Automatic selection of print-worthy content for enhanced web page printing experience

  • Authors:
  • Suk Hwan Lim;Liwei Zheng;Jianming Jin;Huiman Hou;Jian Fan;Jerry Liu

  • Affiliations:
  • Hewlett-Packard Laboratories, Palo Alto, CA, USA;Hewlett-Packard Laboratories, Beijing, China;Hewlett-Packard Laboratories, Beijing, China;China HP Co Ltd, Beijing, China;Hewlett-Packard Laboratories, Palo Alto, CA, USA;Hewlett-Packard Laboratories, Palo Alto, CA, USA

  • Venue:
  • Proceedings of the 10th ACM symposium on Document engineering
  • Year:
  • 2010

Quantified Score

Hi-index 0.00

Visualization

Abstract

The user experience of printing web pages has not been very good. Web pages typically contain contents that are not print-worthy or informative such as side bars, footers, headers, advertisements, and auxiliary information for further browsing. Since the inclusion of such contents degrades the web printing experience, we have developed a tool that first selects the main part of the web page automatically and then allows users to make adjustments. In this paper, we describe the algorithm for selecting the main content automatically during the first pass.

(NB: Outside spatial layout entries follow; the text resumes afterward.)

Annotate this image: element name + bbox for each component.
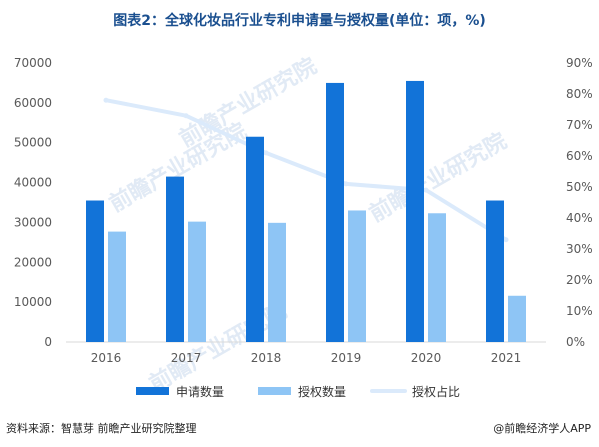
y-right-tick-label: 50% (566, 180, 593, 194)
y-right-tick-label: 30% (566, 242, 593, 256)
y-left-tick-label: 0 (44, 335, 52, 349)
legend-label: 授权占比 (412, 384, 460, 399)
ratio-point (263, 150, 269, 156)
y-right-tick-label: 0% (566, 335, 585, 349)
source-note: 资料来源：智慧芽 前瞻产业研究院整理 (6, 422, 197, 435)
bar-applications (486, 200, 504, 342)
ratio-point (423, 187, 429, 193)
y-left-tick-label: 20000 (14, 255, 52, 269)
bar-grants (348, 210, 366, 342)
bar-applications (166, 176, 184, 342)
y-left-tick-label: 70000 (14, 56, 52, 70)
ratio-point (103, 97, 109, 103)
legend-label: 授权数量 (298, 384, 346, 399)
bar-grants (108, 231, 126, 342)
legend-swatch (258, 387, 291, 395)
y-left-tick-label: 60000 (14, 96, 52, 110)
x-tick-label: 2017 (171, 351, 202, 365)
ratio-line (104, 98, 508, 242)
y-left-tick-label: 30000 (14, 215, 52, 229)
x-tick-label: 2020 (411, 351, 442, 365)
ratio-point (343, 181, 349, 187)
ratio-point (183, 113, 189, 119)
y-left-tick-label: 40000 (14, 176, 52, 190)
bar-grants (188, 221, 206, 342)
x-tick-label: 2019 (331, 351, 362, 365)
bar-grants (508, 295, 526, 342)
brand-credit: @前瞻经济学人APP (493, 422, 591, 435)
x-tick-label: 2016 (91, 351, 122, 365)
y-left-tick-label: 50000 (14, 136, 52, 150)
y-right-tick-label: 70% (566, 118, 593, 132)
y-right-tick-label: 40% (566, 211, 593, 225)
y-left-tick-label: 10000 (14, 295, 52, 309)
chart-title: 图表2：全球化妆品行业专利申请量与授权量(单位：项，%) (113, 13, 486, 29)
legend-swatch (136, 387, 169, 395)
x-tick-label: 2021 (491, 351, 522, 365)
bar-applications (246, 136, 264, 342)
bar-applications (406, 80, 424, 342)
bar-grants (428, 213, 446, 342)
y-right-tick-label: 10% (566, 304, 593, 318)
bar-grants (268, 222, 286, 342)
y-right-tick-label: 80% (566, 87, 593, 101)
bar-applications (86, 200, 104, 342)
bar-applications (326, 82, 344, 342)
legend-label: 申请数量 (176, 384, 224, 399)
x-tick-label: 2018 (251, 351, 282, 365)
ratio-point (503, 237, 509, 243)
y-right-tick-label: 90% (566, 56, 593, 70)
y-right-tick-label: 60% (566, 149, 593, 163)
y-right-tick-label: 20% (566, 273, 593, 287)
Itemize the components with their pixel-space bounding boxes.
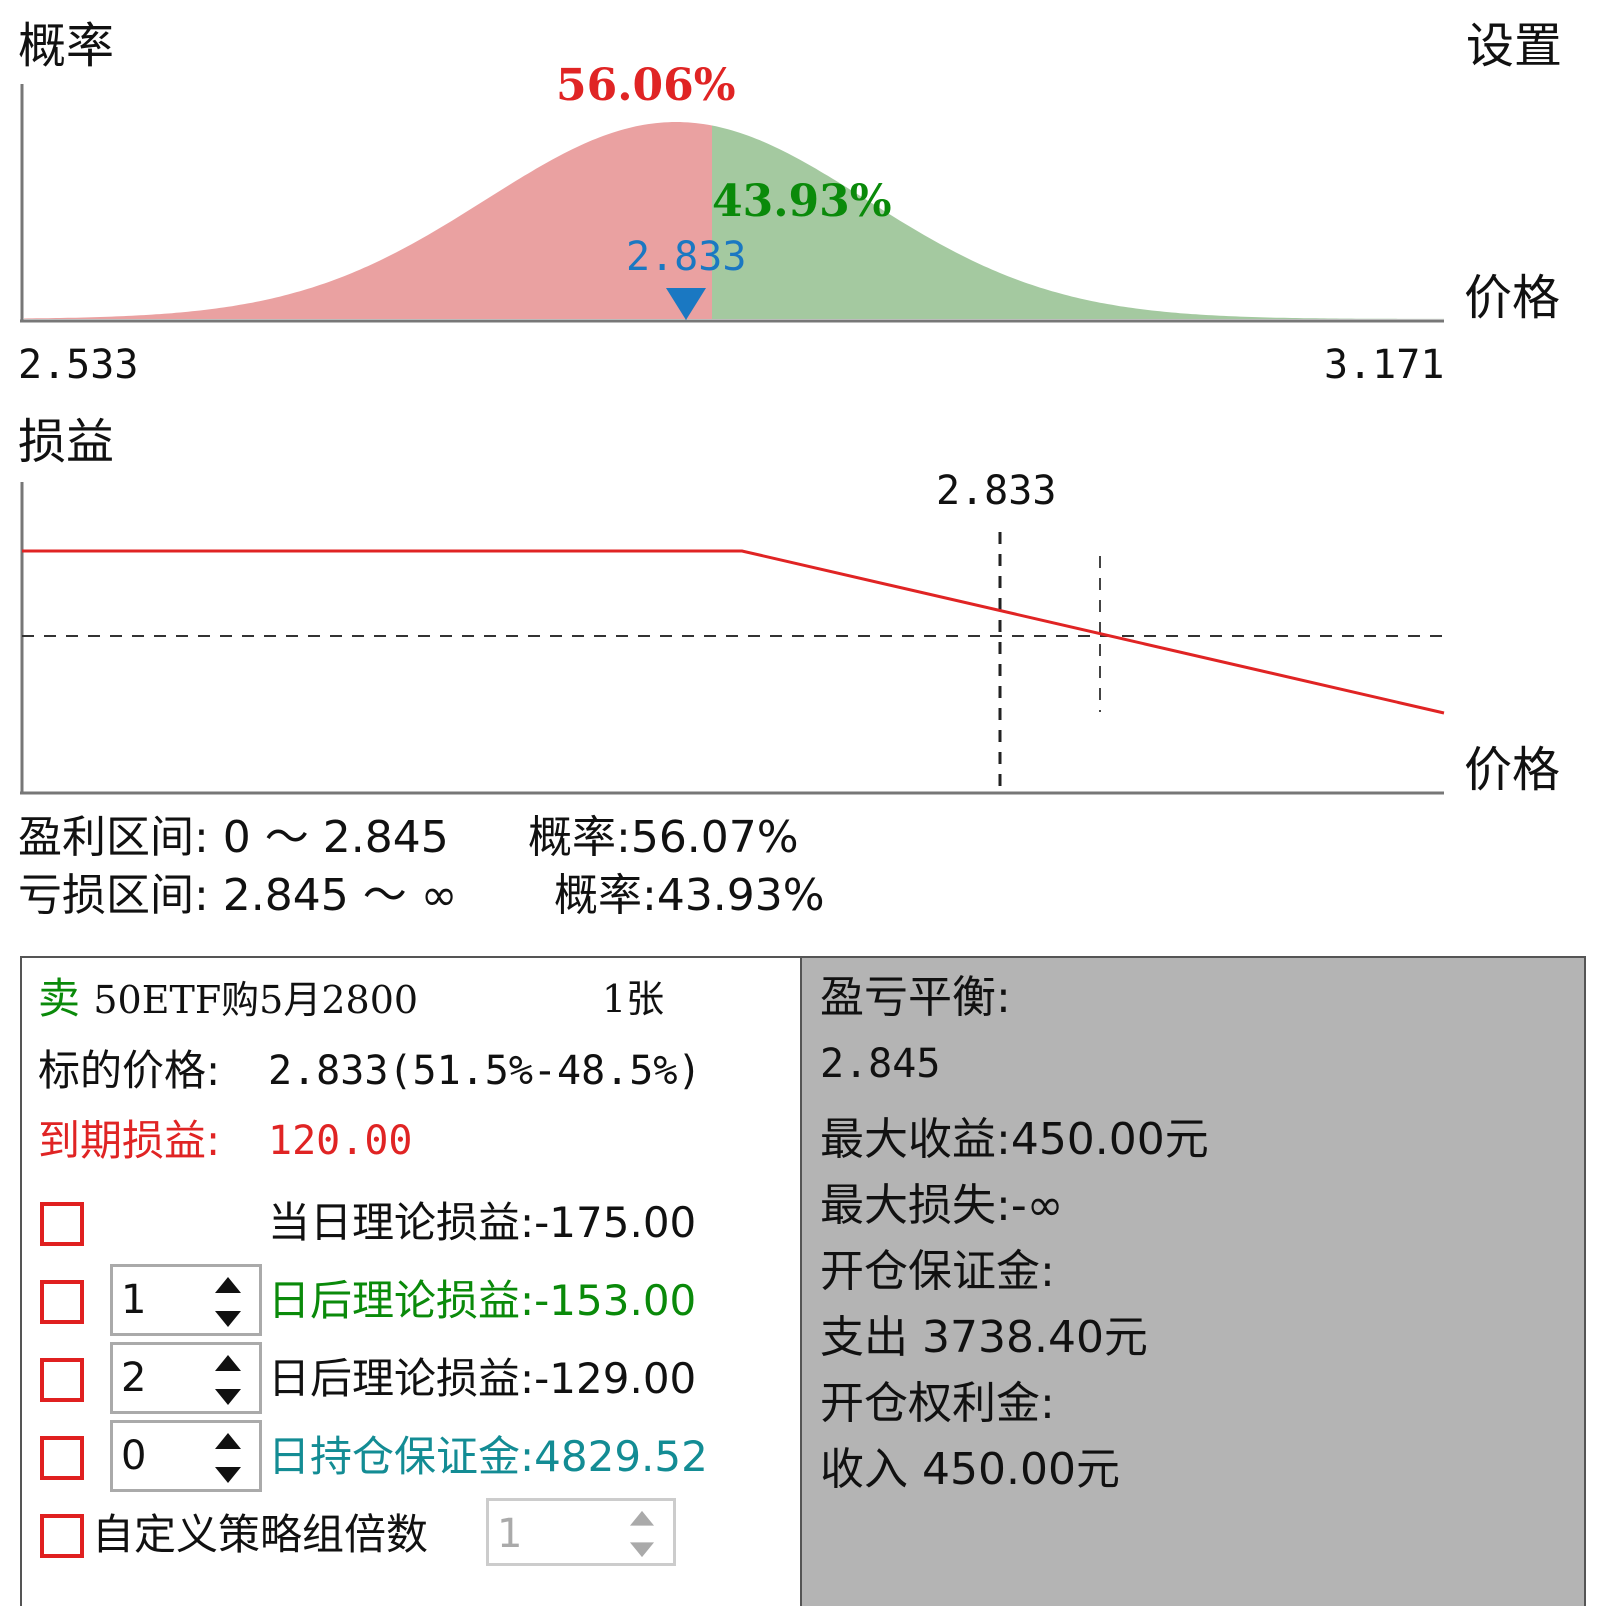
expiry-pnl-label: 到期损益: [38,1116,221,1165]
day-offset-2-spinner[interactable]: 2 [110,1342,262,1414]
current-price-value: 2.833 [626,234,747,280]
contract-quantity: 1张 [602,977,665,1021]
probability-label: 概率 [18,18,115,74]
spinner-value: 0 [121,1433,147,1479]
left-probability-value: 56.06% [556,60,736,111]
pnl-current-price-value: 2.833 [936,468,1057,514]
settings-button[interactable]: 设置 [1466,18,1563,74]
underlying-price-label: 标的价格: [38,1046,221,1095]
today-theoretical-pnl: 当日理论损益:-175.00 [268,1198,697,1247]
day-offset-1-checkbox[interactable] [40,1280,84,1324]
position-panel: 卖 50ETF购5月2800 1张 标的价格: 2.833(51.5%-48.5… [20,956,800,1606]
spinner-value: 1 [121,1277,147,1323]
today-pnl-checkbox[interactable] [40,1202,84,1246]
summary-panel: 盈亏平衡: 2.845 最大收益:450.00元 最大损失:-∞ 开仓保证金: … [800,956,1586,1606]
pnl-label: 损益 [18,414,115,470]
max-loss: 最大损失:-∞ [820,1180,1064,1231]
expiry-pnl-value: 120.00 [268,1118,413,1164]
distribution-right-area [712,125,1444,319]
max-profit: 最大收益:450.00元 [820,1114,1209,1165]
distribution-left-area [24,122,712,319]
spinner-value: 2 [121,1355,147,1401]
opening-premium-value: 收入 450.00元 [820,1444,1120,1495]
future-theoretical-pnl-1: 日后理论损益:-153.00 [268,1276,697,1325]
margin-day-checkbox[interactable] [40,1436,84,1480]
loss-range: 亏损区间: 2.845 ～ ∞ [18,870,458,921]
spinner-arrows-icon[interactable] [213,1275,243,1329]
position-margin: 日持仓保证金:4829.52 [268,1432,708,1481]
probability-chart [20,84,1445,795]
opening-margin-value: 支出 3738.40元 [820,1312,1148,1363]
opening-premium-label: 开仓权利金: [820,1378,1055,1429]
x-axis-min: 2.533 [18,342,139,388]
opening-margin-label: 开仓保证金: [820,1246,1055,1297]
breakeven-value: 2.845 [820,1041,941,1087]
spinner-arrows-icon[interactable] [627,1509,657,1559]
pnl-curve [22,549,1445,715]
custom-multiplier-spinner[interactable]: 1 [486,1498,676,1566]
loss-probability: 概率:43.93% [554,870,825,921]
future-theoretical-pnl-2: 日后理论损益:-129.00 [268,1354,697,1403]
contract-name: 50ETF购5月2800 [93,978,419,1022]
custom-multiplier-checkbox[interactable] [40,1514,84,1558]
spinner-value: 1 [497,1511,523,1557]
profit-probability: 概率:56.07% [528,812,799,863]
x-axis-max: 3.171 [1324,342,1445,388]
margin-day-spinner[interactable]: 0 [110,1420,262,1492]
pnl-price-axis-label: 价格 [1464,742,1561,798]
spinner-arrows-icon[interactable] [213,1353,243,1407]
right-probability-value: 43.93% [712,176,892,227]
breakeven-label: 盈亏平衡: [820,972,1011,1023]
profit-range: 盈利区间: 0 ～ 2.845 [18,812,449,863]
day-offset-2-checkbox[interactable] [40,1358,84,1402]
custom-multiplier-label: 自定义策略组倍数 [92,1510,429,1559]
day-offset-1-spinner[interactable]: 1 [110,1264,262,1336]
underlying-price-value: 2.833(51.5%-48.5%) [268,1048,702,1094]
price-axis-label: 价格 [1464,270,1561,326]
spinner-arrows-icon[interactable] [213,1431,243,1485]
current-price-marker-icon [666,288,706,320]
trade-side: 卖 [38,974,81,1023]
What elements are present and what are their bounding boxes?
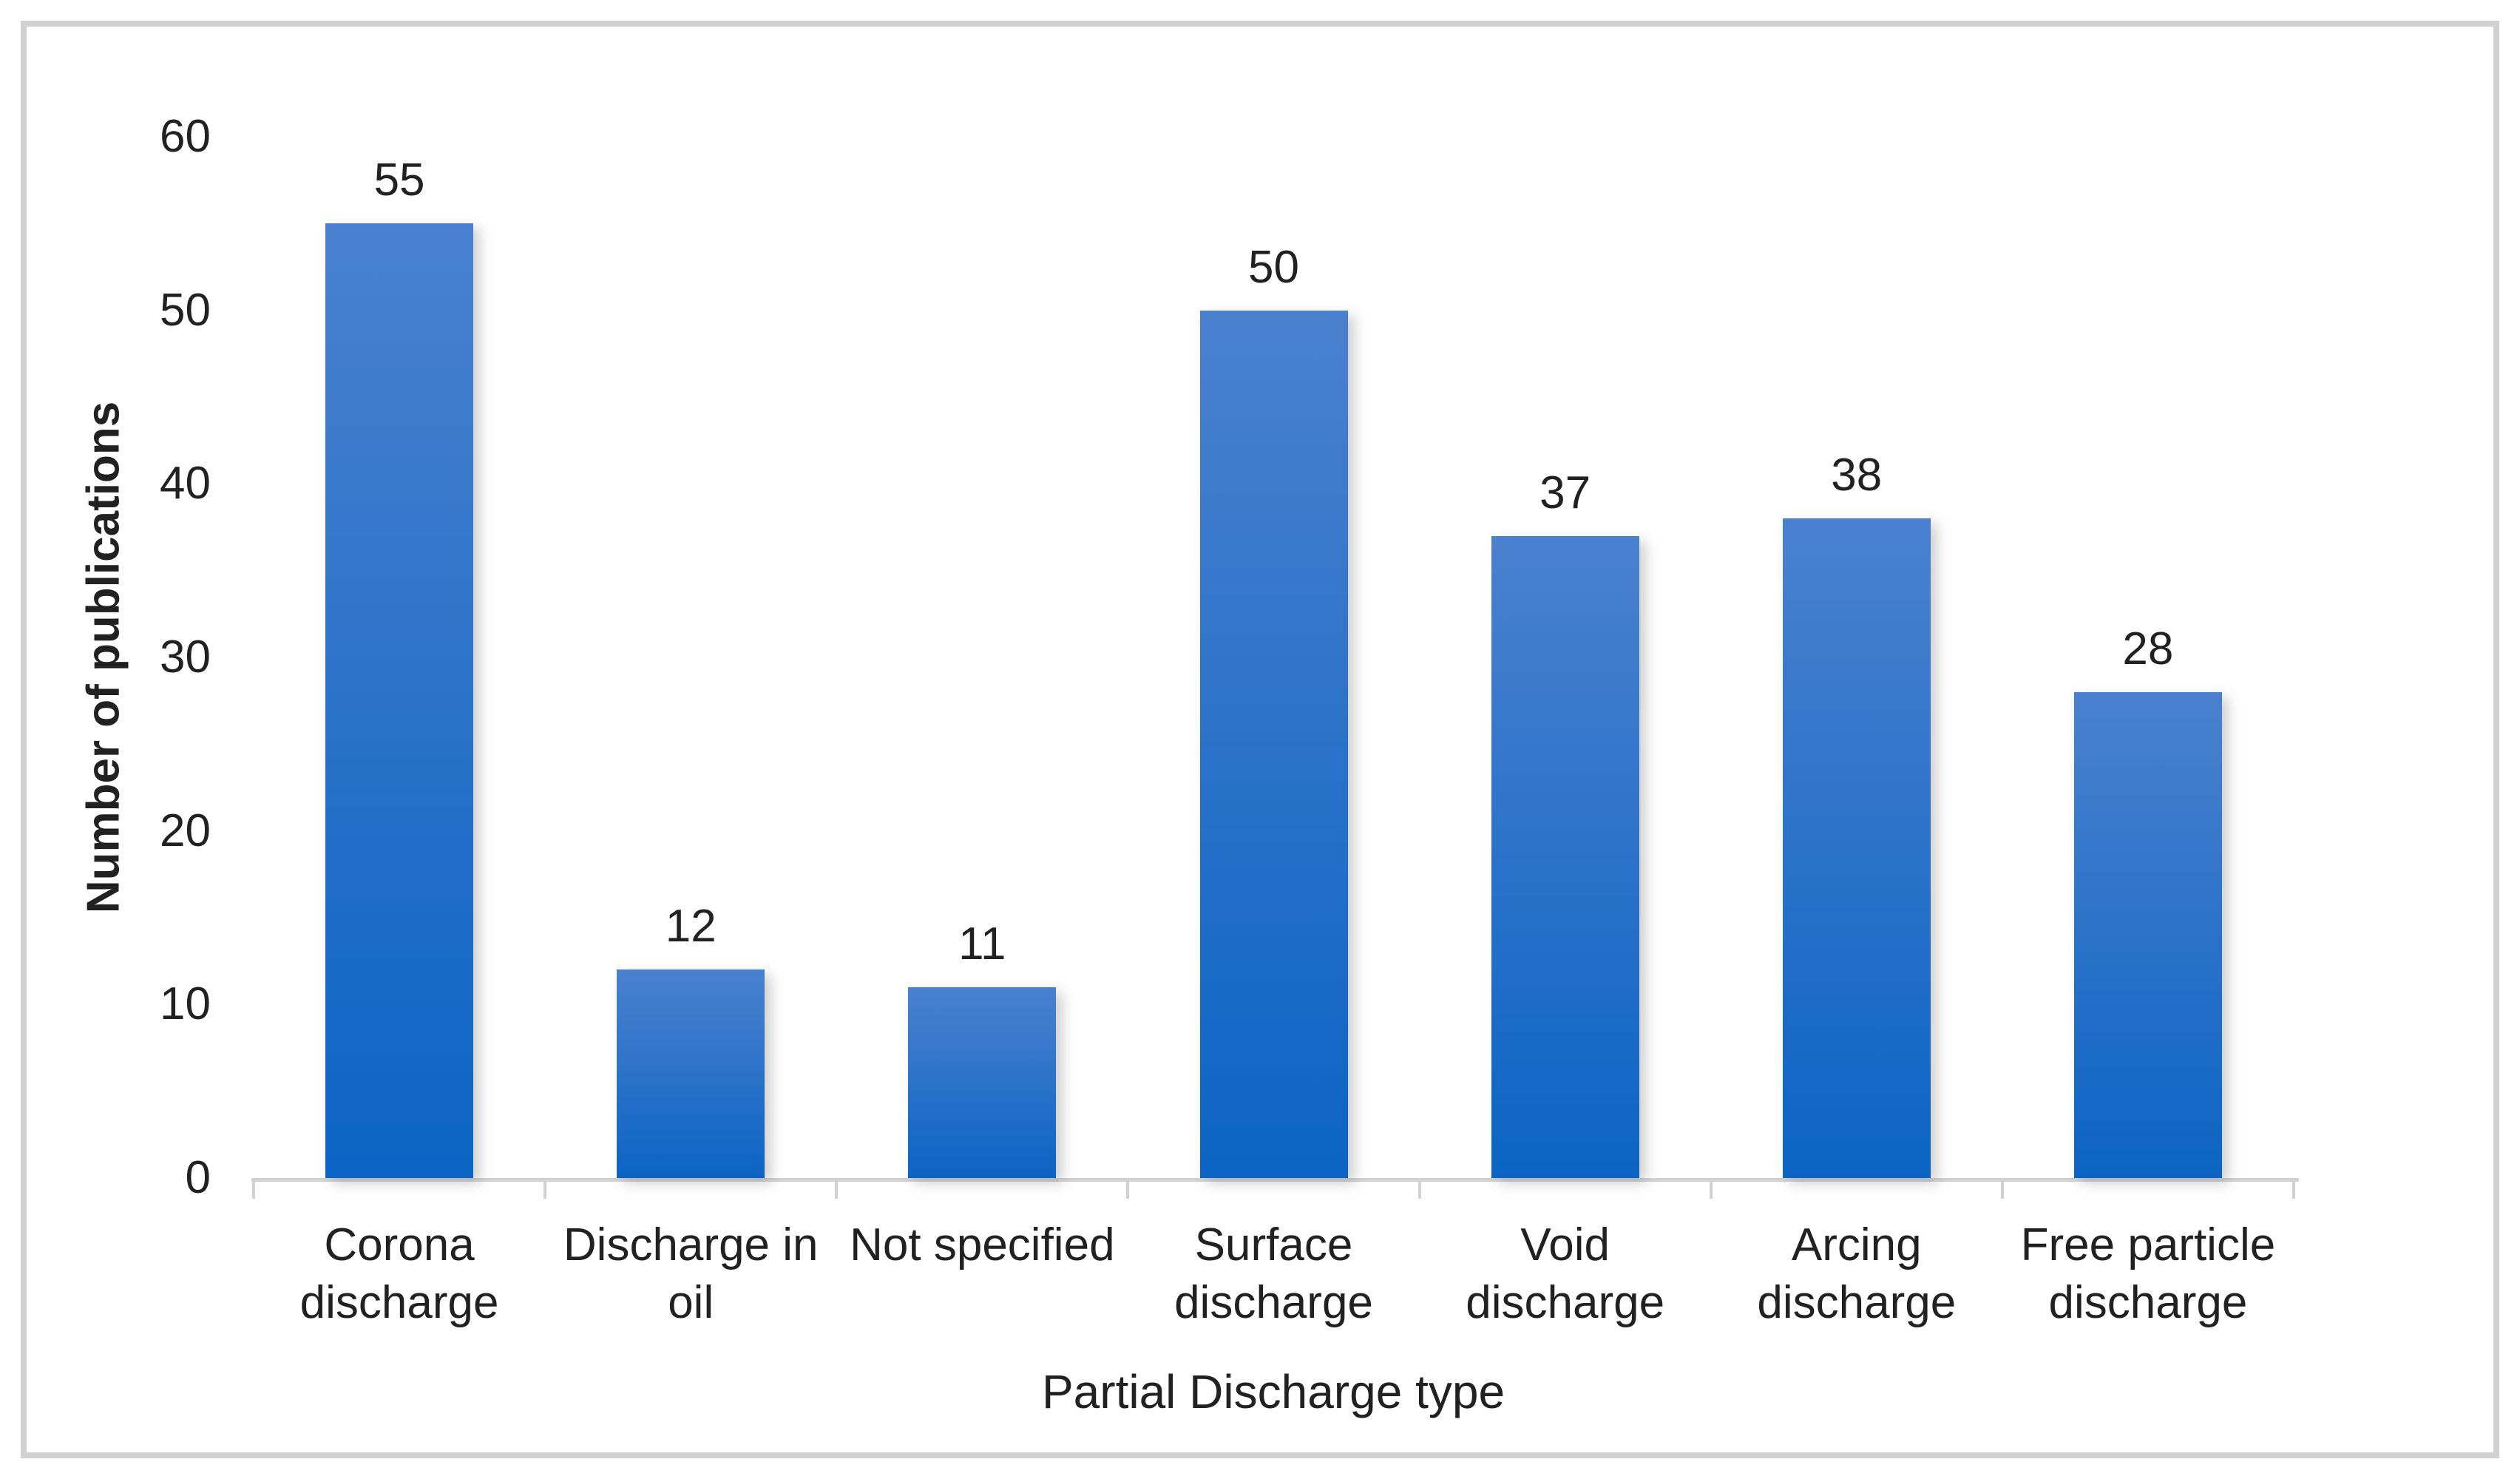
category-label-line: Surface	[1194, 1219, 1353, 1270]
category-label-line: Free particle	[2020, 1219, 2276, 1270]
bar	[908, 986, 1057, 1178]
x-axis-tick	[1709, 1178, 1713, 1199]
x-axis-tick	[2292, 1178, 2295, 1199]
bar	[325, 223, 474, 1178]
category-label: Arcing discharge	[1696, 1216, 2017, 1332]
x-axis-line	[251, 1178, 2299, 1182]
bar	[1491, 535, 1639, 1178]
bar	[617, 969, 765, 1178]
category-label-line: discharge	[299, 1277, 499, 1328]
bar-value-label: 55	[373, 155, 425, 206]
bar	[2073, 691, 2222, 1178]
y-tick-label: 20	[160, 805, 211, 856]
x-axis-tick	[2000, 1178, 2004, 1199]
x-axis-tick	[835, 1178, 839, 1199]
category-label-line: discharge	[2048, 1277, 2248, 1328]
category-label-line: oil	[668, 1277, 714, 1328]
bar-value-label: 38	[1831, 450, 1883, 501]
x-axis-title: Partial Discharge type	[1041, 1365, 1505, 1418]
y-tick-label: 30	[160, 632, 211, 683]
category-label: Void discharge	[1405, 1216, 1726, 1332]
x-axis-tick	[1418, 1178, 1421, 1199]
category-label: Discharge in oil	[530, 1216, 851, 1332]
category-label-line: Corona	[324, 1219, 475, 1270]
x-axis-tick	[543, 1178, 547, 1199]
bar	[1199, 310, 1348, 1178]
bar-value-label: 50	[1248, 241, 1299, 293]
category-label-line: discharge	[1466, 1277, 1665, 1328]
category-label-line: discharge	[1174, 1277, 1373, 1328]
category-label: Surface discharge	[1113, 1216, 1434, 1332]
category-label: Free particle discharge	[1988, 1216, 2309, 1332]
bar-value-label: 11	[958, 918, 1006, 969]
bar-value-label: 37	[1540, 467, 1591, 518]
category-label: Corona discharge	[239, 1216, 560, 1332]
y-tick-label: 50	[160, 284, 211, 336]
category-label-line: discharge	[1757, 1277, 1957, 1328]
category-label-line: Arcing	[1791, 1219, 1922, 1270]
x-axis-tick	[1126, 1178, 1130, 1199]
category-label-line: Discharge in	[563, 1219, 819, 1270]
y-tick-label: 0	[185, 1152, 211, 1203]
category-label: Not specified	[822, 1216, 1142, 1274]
bar-value-label: 12	[665, 901, 717, 952]
category-label-line: Not specified	[850, 1219, 1115, 1270]
x-axis-tick	[252, 1178, 255, 1199]
y-tick-label: 10	[160, 978, 211, 1030]
y-tick-label: 60	[160, 111, 211, 162]
bar	[1782, 518, 1931, 1178]
bar-value-label: 28	[2122, 623, 2174, 674]
y-tick-label: 40	[160, 458, 211, 510]
category-label-line: Void	[1520, 1219, 1610, 1270]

The web page is first segmented into several coherent areas or blocks using our web page segmentation method that clusters content based on the affinity values between basic elements. The relative importance values for the segmented blocks are computed using various features and the main content is extracted based on the constraint of one DOM (Document Object Model) sub-tree and high important scores. We evaluated our algorithm on 65 web pages and computed the accuracy based on area of overlap between the ground truth and the extracted result of the algorithm.